То, что организация человека происходит в некоем царстве духовных сил, показано следующим образом: «Мысль вовсе не то, что говорит вам чувство: все данные опыта относительно происхождения мысли и чувства свидетельствуют лишь о действии хотя и органического, но все же самовластного существа, поступающего по законам духовного единения. Так же как тело укрепляется пищей, так и дух – идеями; мы даже замечаем в духе те же законы ассимиляции, роста и рождения. Короче говоря, в нас сформировался внутренний духовный человек, имеющий собственную природу и нуждающийся в теле только как в орудии.

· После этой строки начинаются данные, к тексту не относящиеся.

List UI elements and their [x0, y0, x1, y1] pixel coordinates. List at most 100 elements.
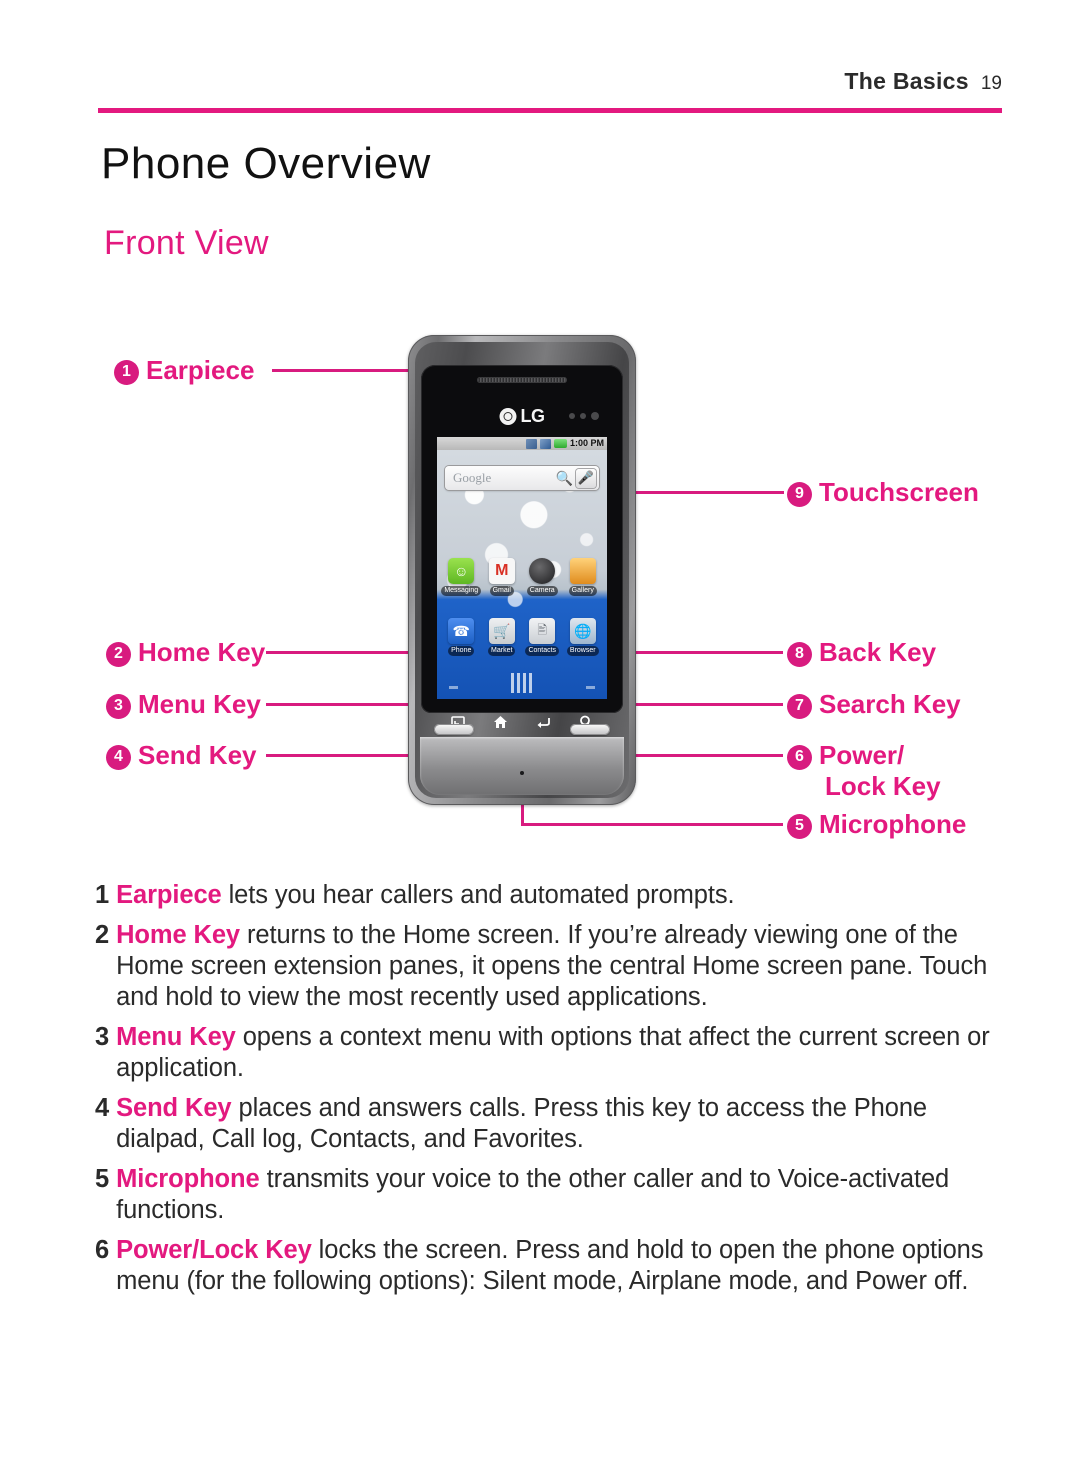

Ясное сознание, это великое преимущество человеческой души, образовалось в ней сначала духовно, благодаря характерным чертам человека, и т. д.» Одним словом, если мы его понимаем правильно, душа возникла прежде всего из постепенно присоединявшихся к ней духовных сил. «Наша человеческая природа есть лишь предварительное условие, лишь бутон будущего цветка. Природа шаг за шагом отбрасывает неблагородное, создает духовное, делает тонкое еще более тонким, и ее умелые руки дают нам основание надеяться, что зародыш человечности проявится в подлинном, истинном, божественном облике человека».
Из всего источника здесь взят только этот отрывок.